Abstract This work proposed thorough investigations of Ag/Au alloy SERS substrates at different element compositions that allowed the highest SERS performance. Film-based slanted alloy nanorod arrays were prepared by a magnetron sputtering oblique-angle co-deposition. With silicon substrates mounted at 86° oblique angle, the SERS samples were prepared towards varying alloyed compositions, to be individually separated into 6×6 sample grid. Each of which was physically observed by field-emission scanning electron microscopy (FE-SEM), and elementally analyzed by energy-dispersive X-ray spectroscopy (EDS) and X-ray photoelectron spectroscopy. The SERS performance was finally investigated with a confocal Raman spectroscopy. The results showed that the Ag/Au slanted nanorods were partially isolated. The smallest Au sputtering power mostly introduced irregularly shaped nanostructures.

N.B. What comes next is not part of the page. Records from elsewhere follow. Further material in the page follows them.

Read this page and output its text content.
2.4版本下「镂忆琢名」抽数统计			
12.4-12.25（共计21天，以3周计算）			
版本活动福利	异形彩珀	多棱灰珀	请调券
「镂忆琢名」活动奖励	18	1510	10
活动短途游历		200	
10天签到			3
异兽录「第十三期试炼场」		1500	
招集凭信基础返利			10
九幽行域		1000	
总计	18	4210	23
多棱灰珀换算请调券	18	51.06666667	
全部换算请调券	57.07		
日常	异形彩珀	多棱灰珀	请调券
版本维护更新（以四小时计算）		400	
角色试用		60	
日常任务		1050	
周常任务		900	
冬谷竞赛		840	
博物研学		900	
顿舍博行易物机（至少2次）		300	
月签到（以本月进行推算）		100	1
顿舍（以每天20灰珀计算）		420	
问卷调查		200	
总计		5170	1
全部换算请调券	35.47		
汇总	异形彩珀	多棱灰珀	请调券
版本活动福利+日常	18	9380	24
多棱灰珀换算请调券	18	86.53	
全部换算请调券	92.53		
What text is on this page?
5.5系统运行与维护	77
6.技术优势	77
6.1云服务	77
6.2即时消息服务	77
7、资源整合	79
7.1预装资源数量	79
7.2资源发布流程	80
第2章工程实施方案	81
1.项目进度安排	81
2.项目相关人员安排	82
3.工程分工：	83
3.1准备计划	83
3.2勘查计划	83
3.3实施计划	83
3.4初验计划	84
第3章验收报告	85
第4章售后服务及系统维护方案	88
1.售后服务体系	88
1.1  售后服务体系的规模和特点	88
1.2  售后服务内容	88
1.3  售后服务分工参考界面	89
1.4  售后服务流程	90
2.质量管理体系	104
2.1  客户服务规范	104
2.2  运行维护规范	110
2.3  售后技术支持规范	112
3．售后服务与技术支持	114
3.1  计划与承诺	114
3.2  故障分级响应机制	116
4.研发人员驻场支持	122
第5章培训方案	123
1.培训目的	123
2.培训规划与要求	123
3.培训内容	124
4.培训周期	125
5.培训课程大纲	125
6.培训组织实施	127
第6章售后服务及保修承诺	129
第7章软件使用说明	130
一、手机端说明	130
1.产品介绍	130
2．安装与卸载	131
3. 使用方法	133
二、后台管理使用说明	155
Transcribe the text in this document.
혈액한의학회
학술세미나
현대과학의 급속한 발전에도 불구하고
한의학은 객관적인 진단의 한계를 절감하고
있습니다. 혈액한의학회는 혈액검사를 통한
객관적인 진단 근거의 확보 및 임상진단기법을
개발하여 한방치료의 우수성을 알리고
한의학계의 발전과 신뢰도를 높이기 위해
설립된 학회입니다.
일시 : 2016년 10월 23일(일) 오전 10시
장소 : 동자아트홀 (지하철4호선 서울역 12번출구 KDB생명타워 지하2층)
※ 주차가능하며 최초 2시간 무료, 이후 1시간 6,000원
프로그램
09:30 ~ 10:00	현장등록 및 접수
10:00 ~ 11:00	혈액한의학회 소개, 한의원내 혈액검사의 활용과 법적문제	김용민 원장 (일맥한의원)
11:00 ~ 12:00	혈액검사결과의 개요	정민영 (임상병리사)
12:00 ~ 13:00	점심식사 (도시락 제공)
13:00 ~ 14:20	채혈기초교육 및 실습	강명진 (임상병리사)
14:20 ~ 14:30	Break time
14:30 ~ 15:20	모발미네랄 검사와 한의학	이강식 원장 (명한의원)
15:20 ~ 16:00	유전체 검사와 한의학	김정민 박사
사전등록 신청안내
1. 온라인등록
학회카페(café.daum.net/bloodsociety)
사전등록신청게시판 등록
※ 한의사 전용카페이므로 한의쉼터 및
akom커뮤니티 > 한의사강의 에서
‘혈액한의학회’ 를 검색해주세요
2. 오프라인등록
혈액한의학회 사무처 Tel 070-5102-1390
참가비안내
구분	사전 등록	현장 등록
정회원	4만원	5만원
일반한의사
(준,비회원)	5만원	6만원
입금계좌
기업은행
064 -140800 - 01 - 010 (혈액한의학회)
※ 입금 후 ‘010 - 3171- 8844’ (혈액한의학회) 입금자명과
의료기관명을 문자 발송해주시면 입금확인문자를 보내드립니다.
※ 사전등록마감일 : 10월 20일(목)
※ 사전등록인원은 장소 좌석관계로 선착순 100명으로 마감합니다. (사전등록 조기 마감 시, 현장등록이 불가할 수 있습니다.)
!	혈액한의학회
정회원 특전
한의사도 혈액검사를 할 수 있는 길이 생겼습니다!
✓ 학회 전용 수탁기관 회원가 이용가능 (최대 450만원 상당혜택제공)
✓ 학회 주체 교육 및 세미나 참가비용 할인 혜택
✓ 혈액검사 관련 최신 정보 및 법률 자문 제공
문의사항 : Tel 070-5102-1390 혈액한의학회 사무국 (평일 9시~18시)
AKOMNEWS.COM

The higher the power, the more well-observed the nanorods became. In addition, the increased power source also affected the average dimensions of the nanorods. The EDS contour-plotted results showed the Au percentage gradually decreased from the position closest to farthest from the source, with the atomic Au percentage ranged from 0 up to 40 %. Finally, the Raman performance was investigated across all gridded SERS samples and the highest SERS activities were obtained from the sample with the 23 % Au content.